Christopher started writing poetry as a teenager; fortunately, none of that survives. Since then he has published nine novels and a book on the philosophy of literature. His latest novels are The Kaminsky Cure, portraying the tortured lives of an Aryan-Jewish family during the Third Reich, and Chinese Spring, set in Hong Kong during the recent democratic protests. He has only recently started to write short stories and is now completing a collection, each story being set in a different part of the world.

‘Kandy’ follows an old woman looking back on her past.

Enjoy!

 

She came from a wealthy family, she said. Her father owned a string of cinemas and a newspaper. But somehow things went wrong after her husband died, and now all she’d got left was this house she wanted to sell. ‘Won’t you come along and look at it? I’m not asking much. I just want to be rid of it, it’s too much trouble to keep up.’

In her fine red silk blouse and black bell-bottom trousers she recalled some faded fashion page from fifty years ago as she walked on high-heeled sandals with a polished black Malacca cane in her hand – not because she was lame, she said. No, she was half-blind and the cane helped her feel the uneven ground before her, so she wouldn’t trip and fall. She could see shapes, but not colours. And the shapes were dim. ‘Until you spoke, I didn’t know if you were a man or a woman,’ she laughed.

Her hair was white and her Eurasian face quite pale – she was a Burgher, she said proudly, descended from Dutch settlers in the eighteenth century. Her lips were slashed with clumsily applied violently bright lipstick, which jarred with the dark red of her blouse. Both her lipstick and her greenish eye shadow were blurred, melting in the humid midday heat.
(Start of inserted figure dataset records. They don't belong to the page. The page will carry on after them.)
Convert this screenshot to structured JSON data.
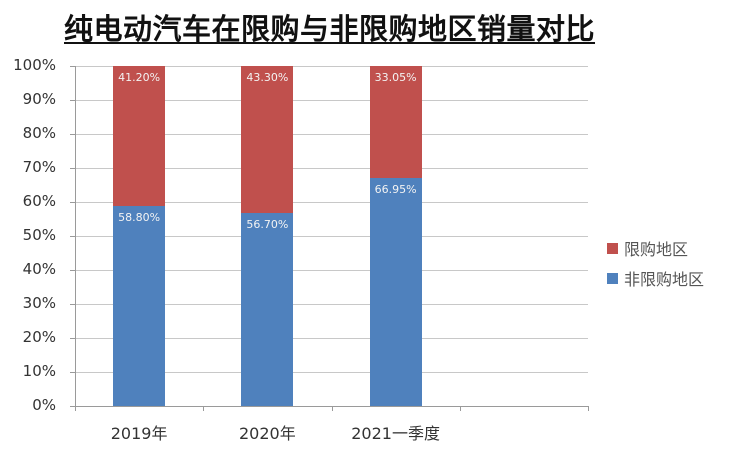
{
  "title": "纯电动汽车在限购与非限购地区销量对比",
  "chart_data": {
    "type": "bar",
    "stacked": true,
    "title": "纯电动汽车在限购与非限购地区销量对比",
    "xlabel": "",
    "ylabel": "",
    "ylim": [
      0,
      100
    ],
    "y_ticks": [
      "0%",
      "10%",
      "20%",
      "30%",
      "40%",
      "50%",
      "60%",
      "70%",
      "80%",
      "90%",
      "100%"
    ],
    "categories": [
      "2019年",
      "2020年",
      "2021一季度"
    ],
    "series": [
      {
        "name": "非限购地区",
        "color": "#4f81bd",
        "values": [
          58.8,
          56.7,
          66.95
        ],
        "labels": [
          "58.80%",
          "56.70%",
          "66.95%"
        ]
      },
      {
        "name": "限购地区",
        "color": "#c0504d",
        "values": [
          41.2,
          43.3,
          33.05
        ],
        "labels": [
          "41.20%",
          "43.30%",
          "33.05%"
        ]
      }
    ],
    "legend": {
      "position": "right",
      "entries": [
        {
          "name": "限购地区",
          "color": "#c0504d"
        },
        {
          "name": "非限购地区",
          "color": "#4f81bd"
        }
      ]
    },
    "grid": true
  }
}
Her driver, a gray-haired Sinhalese with faintly raised shoulders, as though he was chronically shrugging, walked beside her, while she strode purposefully on, sweeping her cane from side to side over the broken pavement. People stepped out of her way – even saffron-robed monks, waiving their right of sacred precedence. Shopkeepers greeted her, ‘Hello, how are you today?’

‘Fine, fine,’ she called out cheerfully, smiling and peering vaguely at the unknown voices.